Vale lembrar, além disso, que programas ambiciosos de investimento em infraestrutura não são novidade. No mandato e meio de Dilma Rousseff, por exemplo, dois imensos programas de investimentos em infraestrutura, em parceria com o setor privado, foram anunciados. Em boa medida, nem chegaram a sair do papel.

Sob o nome de PIL (Programa de Investimento em Logística), entre 2011 e 2015, foram desenhados dois programas, igualmente com previsão de desembolsos equivalentes a US$ 100 bilhões, ao dólar da época. Os programas também incluíam investimentos públicos, parcerias e concessões em rodovias, ferrovias, portos e aeroportos. Os resultados se resumiram a uma parte pequena do previsto.

No esforço de vender o Brasil a investidores, Bolsonaro resumiu numa frase atrativos que o país oferece. Novamente exagerou ou mentiu. "Temos tudo o que o investidor procura: grande mercado consumidor, excelentes ativos, tradição de respeito a contratos e confiança no nosso governo", listou o presidente.

Deixando de lado as restrições sócio-econômicas que limitam o potencialmente forte mercado consumidor brasileiro, assim como a discussão sobre a qualidade dos ativos brasileiros, muitos com governança duvidosa e tecnologicamente defasados, a tradição de respeito a contratos e, principalmente, a confiança no governo, são pontos para lá de questionáveis.

Histórias de calotes e decisões judiciais surpreendentes, alimentando um ambiente de insegurança jurídica, são elementos que atuam para minar a crença no respeito aos contratos. Dúvidas nesse sentido têm sido reforçadas pelo próprio Bolsonaro, que frequentemente ameaça implodir pontes institucionais e descumprir a própria Constituição. Quanto à confiança no governo, as pesquisas de opinião vêm, numa trajetória ascendente, apontando desaprovação à atuação de Bolsonaro e sua equipe.

Tudo considerado, a prova da realidade desmente a economia atrativa para investimentos pintada pelo presidente na ONU. Está aí a recente onda de fechamento de empresas multinacionais ou de linhas de montagem no país, algumas com presença de décadas no mercado brasileiro, para desmentir Bolsonaro.

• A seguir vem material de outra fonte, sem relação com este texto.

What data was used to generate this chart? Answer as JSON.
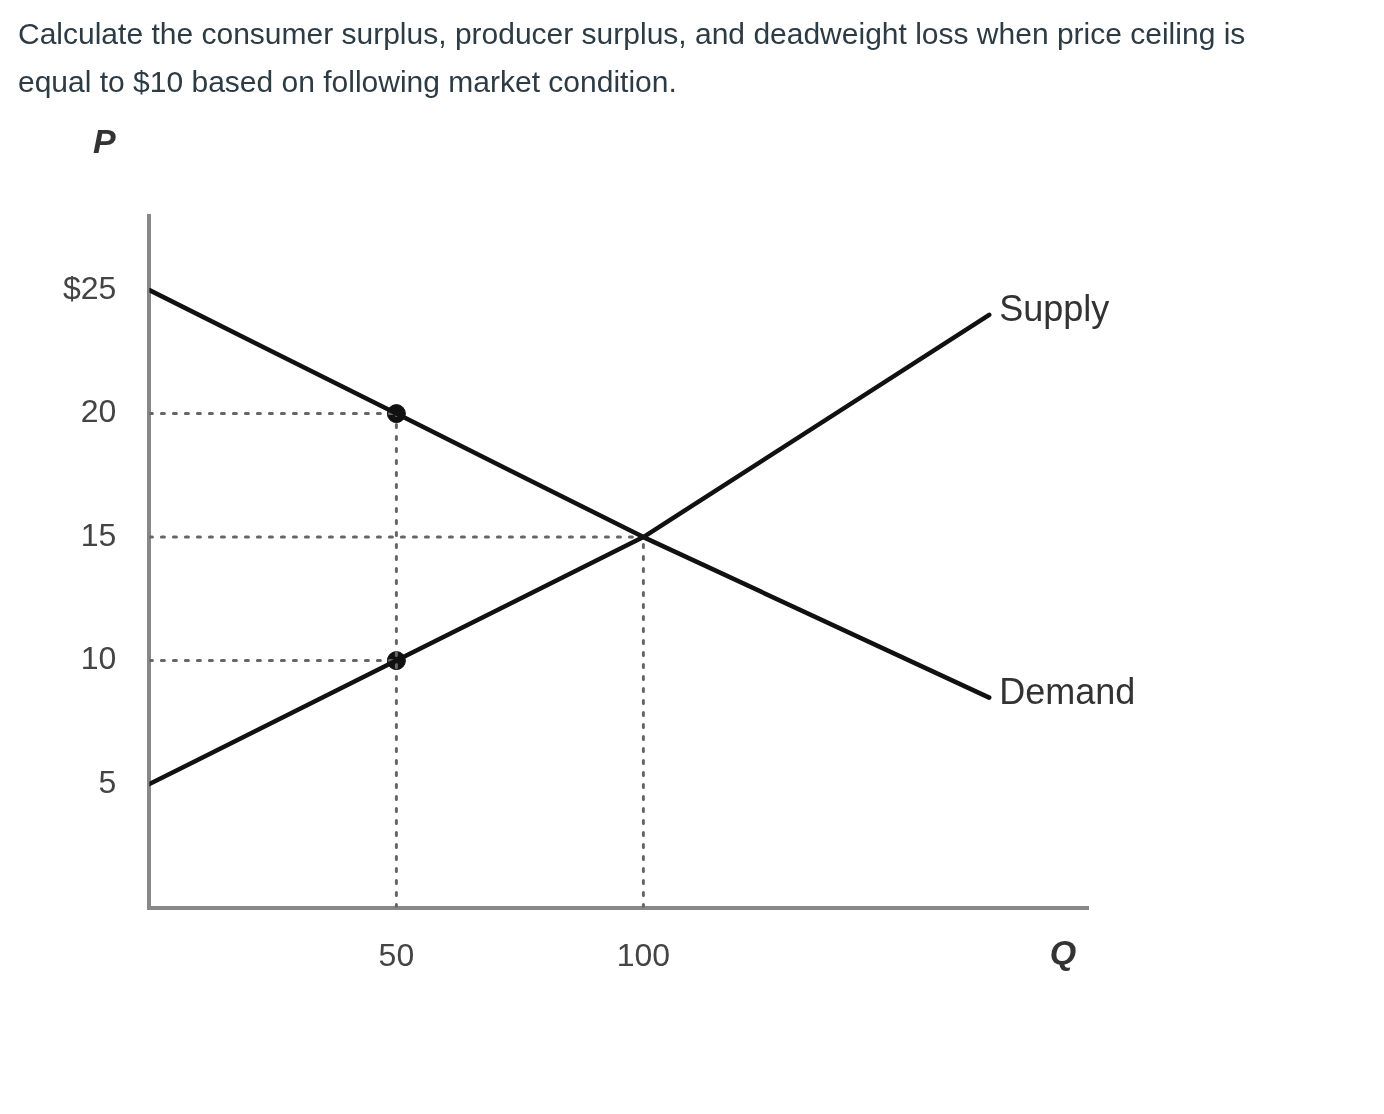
{
  "chart_data": {
    "type": "line",
    "title": "Calculate the consumer surplus, producer surplus, and deadweight loss when price ceiling is equal to $10 based on following market condition.",
    "xlabel": "Q",
    "ylabel": "P",
    "xlim": [
      0,
      190
    ],
    "ylim": [
      0,
      28
    ],
    "xticks": [
      50,
      100
    ],
    "yticks": [
      5,
      10,
      15,
      20,
      {
        "value": 25,
        "label": "$25"
      }
    ],
    "grid": false,
    "legend": false,
    "marker": "none",
    "line_style": "solid",
    "series": [
      {
        "name": "Demand",
        "color": "#111111",
        "x": [
          0,
          50,
          100,
          170
        ],
        "values": [
          25,
          20,
          15,
          8.5
        ]
      },
      {
        "name": "Supply",
        "color": "#111111",
        "x": [
          0,
          50,
          100,
          170
        ],
        "values": [
          5,
          10,
          15,
          24
        ]
      },
      {
        "type": "line",
        "color": "#666666",
        "line_style": "dotted",
        "x": [
          0,
          50
        ],
        "values": [
          20,
          20
        ]
      },
      {
        "type": "line",
        "color": "#666666",
        "line_style": "dotted",
        "x": [
          0,
          100
        ],
        "values": [
          15,
          15
        ]
      },
      {
        "type": "line",
        "color": "#666666",
        "line_style": "dotted",
        "x": [
          0,
          50
        ],
        "values": [
          10,
          10
        ]
      },
      {
        "type": "line",
        "color": "#666666",
        "line_style": "dotted",
        "x": [
          50,
          50
        ],
        "values": [
          0,
          20
        ]
      },
      {
        "type": "line",
        "color": "#666666",
        "line_style": "dotted",
        "x": [
          100,
          100
        ],
        "values": [
          0,
          15
        ]
      },
      {
        "type": "scatter",
        "color": "#111111",
        "marker": "circle",
        "x": [
          50,
          50
        ],
        "values": [
          20,
          10
        ]
      }
    ]
  }
}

A lista inclui montadoras - Ford, Mercedes-Benz, Audi -, farmacêuticas - Roche, Eli Lilly -, eletroeletrônicas - Sony -, e comércio - Walmart, Forever 21 -, apenas para citar grandes operações fechadas no país. Parte das empresas, é verdade, se retiraram em razão de reorganizações globais de seus negócios, mas é sintomático que o Brasil tenha ficado de fora dos rearranjos produtivos das companhias.

Investimentos diretos estrangeiros no Brasil afundaram em 2020, somando apenas US$ 25 bilhões, de acordo com dados da Unctad (Conferência das Nações Unidas para Comércio e Desenvolvimento). A redução representou uma queda de 62% em relação ao ingresso de US$ 65 bilhões, em 2019, percentual bem acima da contração do investimento direto no mundo, que recuou 35%.

Com o resultado, o Brasil caiu da nona posição entre os receptores de investimentos estrangeiros para o décimo primeiro lugar. O Brasil foi também o mais atingido entre as economias da América Latina e Caribe, onde os investimentos estrangeiros diretos encolheram 45%, em 2020.

As projeções do Banco Central para 2021 apontam recuperação do ingresso de recursos externos diretos ao nível de 2019, chegando a US 60 bilhões. Até julho, o montante acumulado somou US$ 30 bilhões, mas com concentração, intensificada no governo Bolsonaro, nos setores ligados a exportações de commodities - agronegócio, petróleo, mineração -, em detrimento da indústria.